Hope for the Episcopal Church

In the coming year we will elect a new Presiding Bishop as Bishop Schori is not running for reelection -there is a chance that a middle of the road candidate might be elected-if not and the ultra liberal wing fully takes over the CHurch ( say bishop Glasspool ) all hope for reconciliation with the Anglican Church in North America dissolves-litigation continues regarding properties and a fine old Church will enter its final days

I have heard recently that a merger with the ELCA is also a possiblity

would apreciate comments and thoughts

The ELCA does have confessional Lutheran churches within it’s umbrella - and some of the districts have behaved themselves when churches left. There’s been a few lawsuits, but mostly it’s been ok. The bad news for any merger is that the ELCA is hungry for money - and I think that more Lutheran churches would bolt if they saw the litigious Episcopal church hold sway in any new merger.

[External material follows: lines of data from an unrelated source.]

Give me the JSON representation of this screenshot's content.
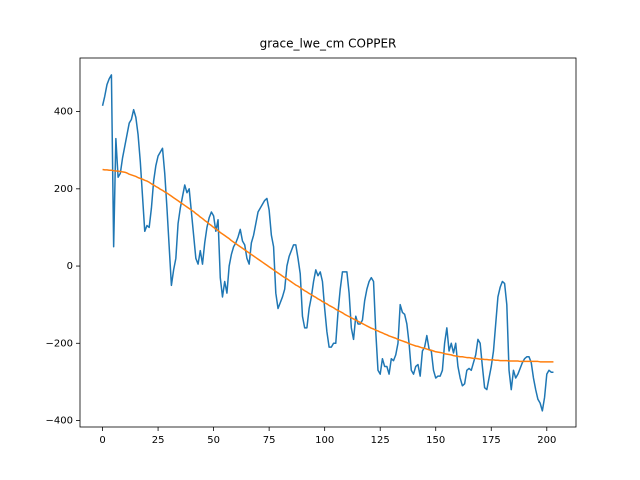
{
  "chart_data": {
    "type": "line",
    "title": "grace_lwe_cm COPPER",
    "x": [
      0,
      1,
      2,
      3,
      4,
      5,
      6,
      7,
      8,
      9,
      10,
      11,
      12,
      13,
      14,
      15,
      16,
      17,
      18,
      19,
      20,
      21,
      22,
      23,
      24,
      25,
      26,
      27,
      28,
      29,
      30,
      31,
      32,
      33,
      34,
      35,
      36,
      37,
      38,
      39,
      40,
      41,
      42,
      43,
      44,
      45,
      46,
      47,
      48,
      49,
      50,
      51,
      52,
      53,
      54,
      55,
      56,
      57,
      58,
      59,
      60,
      61,
      62,
      63,
      64,
      65,
      66,
      67,
      68,
      69,
      70,
      71,
      72,
      73,
      74,
      75,
      76,
      77,
      78,
      79,
      80,
      81,
      82,
      83,
      84,
      85,
      86,
      87,
      88,
      89,
      90,
      91,
      92,
      93,
      94,
      95,
      96,
      97,
      98,
      99,
      100,
      101,
      102,
      103,
      104,
      105,
      106,
      107,
      108,
      109,
      110,
      111,
      112,
      113,
      114,
      115,
      116,
      117,
      118,
      119,
      120,
      121,
      122,
      123,
      124,
      125,
      126,
      127,
      128,
      129,
      130,
      131,
      132,
      133,
      134,
      135,
      136,
      137,
      138,
      139,
      140,
      141,
      142,
      143,
      144,
      145,
      146,
      147,
      148,
      149,
      150,
      151,
      152,
      153,
      154,
      155,
      156,
      157,
      158,
      159,
      160,
      161,
      162,
      163,
      164,
      165,
      166,
      167,
      168,
      169,
      170,
      171,
      172,
      173,
      174,
      175,
      176,
      177,
      178,
      179,
      180,
      181,
      182,
      183,
      184,
      185,
      186,
      187,
      188,
      189,
      190,
      191,
      192,
      193,
      194,
      195,
      196,
      197,
      198,
      199,
      200,
      201,
      202,
      203
    ],
    "series": [
      {
        "color": "#1f77b4",
        "values": [
          415,
          440,
          470,
          485,
          495,
          50,
          330,
          230,
          240,
          280,
          310,
          340,
          370,
          380,
          405,
          385,
          340,
          270,
          180,
          90,
          105,
          100,
          150,
          220,
          260,
          285,
          295,
          305,
          240,
          150,
          50,
          -50,
          -10,
          20,
          110,
          150,
          180,
          210,
          190,
          200,
          140,
          80,
          20,
          5,
          40,
          5,
          60,
          100,
          125,
          140,
          130,
          90,
          120,
          -30,
          -80,
          -40,
          -70,
          0,
          30,
          50,
          60,
          75,
          95,
          65,
          55,
          20,
          5,
          60,
          80,
          110,
          140,
          150,
          160,
          170,
          175,
          145,
          80,
          50,
          -70,
          -110,
          -95,
          -80,
          -60,
          0,
          25,
          40,
          55,
          55,
          20,
          -20,
          -130,
          -160,
          -160,
          -110,
          -80,
          -40,
          -10,
          -25,
          -15,
          -40,
          -110,
          -170,
          -210,
          -210,
          -200,
          -200,
          -120,
          -60,
          -15,
          -15,
          -15,
          -70,
          -160,
          -190,
          -130,
          -150,
          -150,
          -140,
          -90,
          -60,
          -40,
          -30,
          -40,
          -170,
          -270,
          -280,
          -240,
          -260,
          -260,
          -280,
          -240,
          -245,
          -230,
          -200,
          -100,
          -120,
          -125,
          -150,
          -200,
          -270,
          -280,
          -260,
          -255,
          -285,
          -220,
          -210,
          -180,
          -215,
          -220,
          -270,
          -290,
          -285,
          -285,
          -270,
          -200,
          -160,
          -220,
          -200,
          -225,
          -200,
          -260,
          -290,
          -310,
          -305,
          -270,
          -265,
          -270,
          -250,
          -230,
          -190,
          -200,
          -260,
          -315,
          -320,
          -290,
          -260,
          -220,
          -150,
          -80,
          -55,
          -40,
          -45,
          -100,
          -270,
          -320,
          -270,
          -290,
          -280,
          -265,
          -250,
          -240,
          -235,
          -235,
          -250,
          -290,
          -320,
          -345,
          -355,
          -375,
          -340,
          -280,
          -270,
          -275,
          -275
        ]
      },
      {
        "color": "#ff7f0e",
        "values": [
          250,
          249,
          249,
          248,
          248,
          247,
          246,
          246,
          245,
          244,
          243,
          241,
          238,
          236,
          234,
          232,
          229,
          227,
          225,
          222,
          220,
          217,
          213,
          210,
          206,
          203,
          199,
          196,
          192,
          189,
          185,
          181,
          177,
          173,
          169,
          165,
          161,
          157,
          153,
          149,
          145,
          141,
          136,
          132,
          127,
          123,
          118,
          114,
          109,
          105,
          100,
          96,
          92,
          87,
          83,
          79,
          75,
          71,
          66,
          62,
          58,
          54,
          50,
          46,
          42,
          38,
          34,
          30,
          26,
          22,
          18,
          14,
          10,
          6,
          2,
          -2,
          -6,
          -10,
          -14,
          -18,
          -22,
          -26,
          -30,
          -33,
          -37,
          -41,
          -45,
          -49,
          -52,
          -56,
          -60,
          -64,
          -67,
          -71,
          -74,
          -78,
          -81,
          -85,
          -88,
          -92,
          -95,
          -98,
          -102,
          -105,
          -108,
          -112,
          -115,
          -118,
          -121,
          -125,
          -128,
          -131,
          -134,
          -137,
          -140,
          -143,
          -146,
          -149,
          -152,
          -155,
          -158,
          -161,
          -163,
          -166,
          -168,
          -171,
          -173,
          -176,
          -178,
          -181,
          -183,
          -185,
          -187,
          -190,
          -192,
          -194,
          -196,
          -198,
          -201,
          -203,
          -205,
          -207,
          -208,
          -210,
          -212,
          -213,
          -215,
          -217,
          -218,
          -220,
          -222,
          -223,
          -224,
          -225,
          -227,
          -228,
          -229,
          -230,
          -232,
          -233,
          -234,
          -235,
          -235,
          -236,
          -237,
          -237,
          -238,
          -239,
          -239,
          -240,
          -241,
          -241,
          -242,
          -242,
          -243,
          -243,
          -243,
          -244,
          -244,
          -245,
          -245,
          -245,
          -245,
          -246,
          -246,
          -246,
          -246,
          -246,
          -247,
          -247,
          -247,
          -247,
          -247,
          -247,
          -247,
          -247,
          -247,
          -248,
          -248,
          -248,
          -248,
          -248,
          -248,
          -248
        ]
      }
    ],
    "xlim": [
      -10.15,
      213.15
    ],
    "xticks": [
      0,
      25,
      50,
      75,
      100,
      125,
      150,
      175,
      200
    ],
    "ylim": [
      -416.8,
      538.8
    ],
    "yticks": [
      {
        "value": -400,
        "label": "−400"
      },
      {
        "value": -200,
        "label": "−200"
      },
      0,
      200,
      400
    ]
  }
}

Already, the ELCA is putting the screws down by making churches amend the by-laws to make leaving more difficult, and even some sort-of-liberal churches don’t like it.

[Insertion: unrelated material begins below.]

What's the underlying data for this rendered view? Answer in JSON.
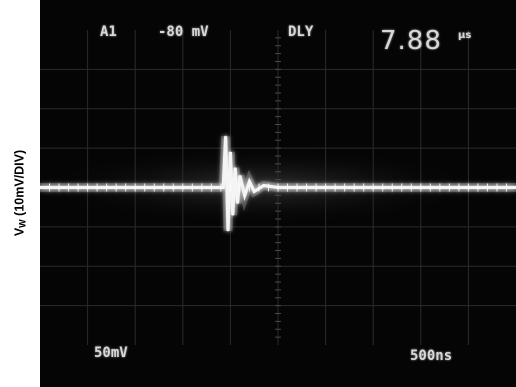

How can a merger be a possibility if Episcopal are technically Anglicans outside England? How does that work?

P.S. If I’m wrong about Episcopals please correct me.

To the best of my knowledge, the Episcopal Church and the Church of England are, like the United States and England, wholly separate bodies with a shared culture.

And a shared, but not identical religious history. And a shared membership in the Anglican Communion, as autocephalous and autonomous Churches…

None of which would preclude a merger of the ELCA and the Episcopal Church.


When is the election for a new presiding bishop?

The ELCA and the TEC are already in communion with each other, aren’t they? Perhaps if they merged, the new entity could drop “Lutheran” from their name.

So if they merge with the Lutheran Church in America the Episcopalian Church’s communion with the rest of the Anglican Communion would drop?

Hope you guys are able to stave off the liberals. :thumbsup:

Not necessarily. As Stilldreamn noted, the Episcopal Church and the ELCA are already in communion with one another. If they formerly merged, in some fashion, that itself would not affect the membership of the new entity in the formal Anglican Communion, necessarily. The Communion would have to take some formal action to remove them or the new entity would have to take steps to depart.


Indeed. The united churches of North and South India, for instance, where Anglican churches merged with Congregationalists, Presbyterians, Methodists and others, are provinces of the Anglican Communion. If the Church of England merges with the Methodist Church of Great Britain in some way, which is predictable within the next decade or two, the Church of England will almost certainly remain within the Anglican Communion :wink:

The Church of England is the Anglican communion.

That’s an interesting statement: what do you mean? My understanding is that the Church of England is one of 30-odd provinces, and one of 40-odd churches, in the Communion.

Incidentally, I think I may have erred in stating that the united Indian churches are provinces of the Communion. It may be more proper to say that they are member of the Communion but not provinces of it. What the difference is … escapes me.

I had the Indian Churches in my mind as examples. But not in sufficient detail as to mention them.


As to para 1, yes. The CoE is the mother Church of the Anglican offspring, many of whom are formally independent and self-governing member Churches of the Anglican Communion. The CoE is one of those, and the Primate of the CoE (Cantaur), in addition to his day job, is the titular head of the formal Anglican Communion


While obviously I disagree with Episcopalianism, I’ve never taken any pleasure in watching lefty moonbats figuratively burn the denomination to the ground. Frankly, I’m not optimistic as the progressives have an increased share in a diminished market.

Several day jobs: Archbishop of Canterbury and Metropolitan, Primate of All England, President of General Synod, Privy Counsellor, lord spiritual, among others. And member of the Parliamentary Commission on Banking Standards, poor soul.

I mean the Church of England is where the Anglican communion was born.



I take small pleasure in the train wreck myself.